The severity scores for three of the autistic kids had been lost but, instead of excluding them from the analysis, the authors had accidentally included them, giving each person a score of zero, as if they didn’t have any communication difficulties. As it happens, the authors have confirmed that the result just about holds up when the analyses are done correctly, although the effect is somewhat diminished. [Update: A correction has now been published to this effect]. The point, nonetheless, is that the paper made it past the reviewers (and eight authors and an editor) without this problem being noticed.

Mistakes such as these are easy to make – and they’re not always so easy to spot. In the case of the brain scan paper, it was only because the actual data points were plotted in a figure in the paper that the error was even visible. Errors buried deep in the analyses may never be discovered. Peer review can't help.

Even when there are no technical problems and the statistical analysis is flawless, there's still no guarantee that the results mean what the authors think they mean. The conclusions drawn depend on assumptions about what the tests are actually measuring. If those assumptions are wrong then so too might be the conclusions.

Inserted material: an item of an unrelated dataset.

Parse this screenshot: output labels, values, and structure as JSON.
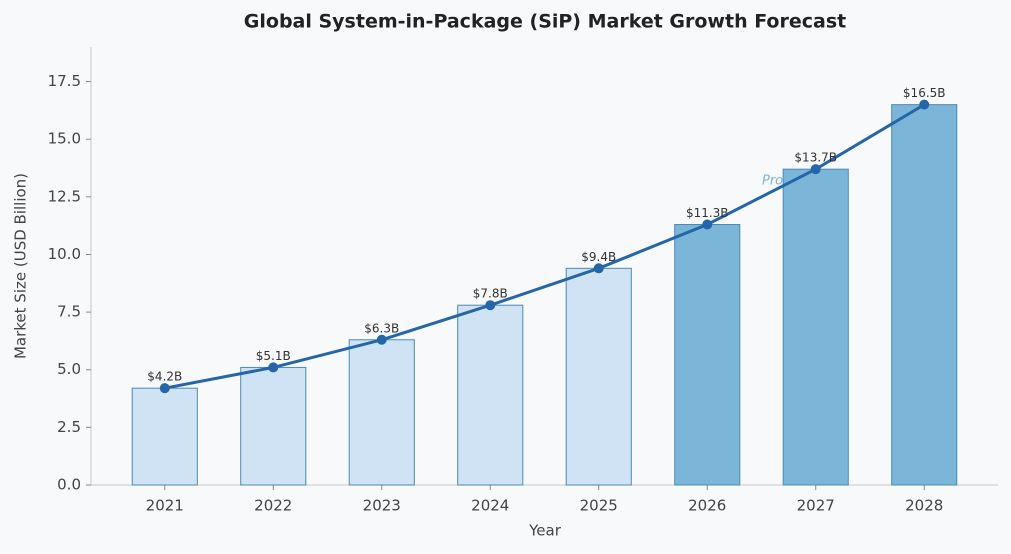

A classic example, again from the autism literature. In 1991, Josef Perner and Sue Leekam reported a neat dissociation - kids with autism failed to comprehend that a person could believe something that wasn't true any more, but those same kids were perfectly able to understand that a photograph could show a scene that had since changed.

The false photograph task by Axel Sheffler


The conclusion at the time was that kids with autism must have a very specific problem with understanding other people's mental states, otherwise they would have found both tasks equally difficult. However, this story has gradually unravelled. As Perner and Leekam have latterly argued, the two tasks aren't really equivalent at all. In particular, a photograph isn't a false representation of the present (in the way that a false belief can be), but a true representation of the past. As such, the conclusions of a specific problem with mental states were not warranted.

In hindsight it all seems quite obvious. Indeed, it is really only with hindsight that we can see which ideas, studies, and methods were the ones worth following.

This, in essence, is why scientific progress is slow and haphazard. And while peer review does serve a function, at best it's a crude spam filter for weeding out those papers that are most obviously problematic. It isn't a stamp of scientific truth, because there is no such thing as scientific truth. We shouldn't be shocked or surprised when results don't hold up. Even good science can be wrong - and it frequently is.

What is absolutely critical is that any statement presented as being "science-based" is backed up with a clear report of how the data were collected and analysed. Then the whole world can see how you reached those conclusions; where the problems in your method, your analysis, your conclusions might lie.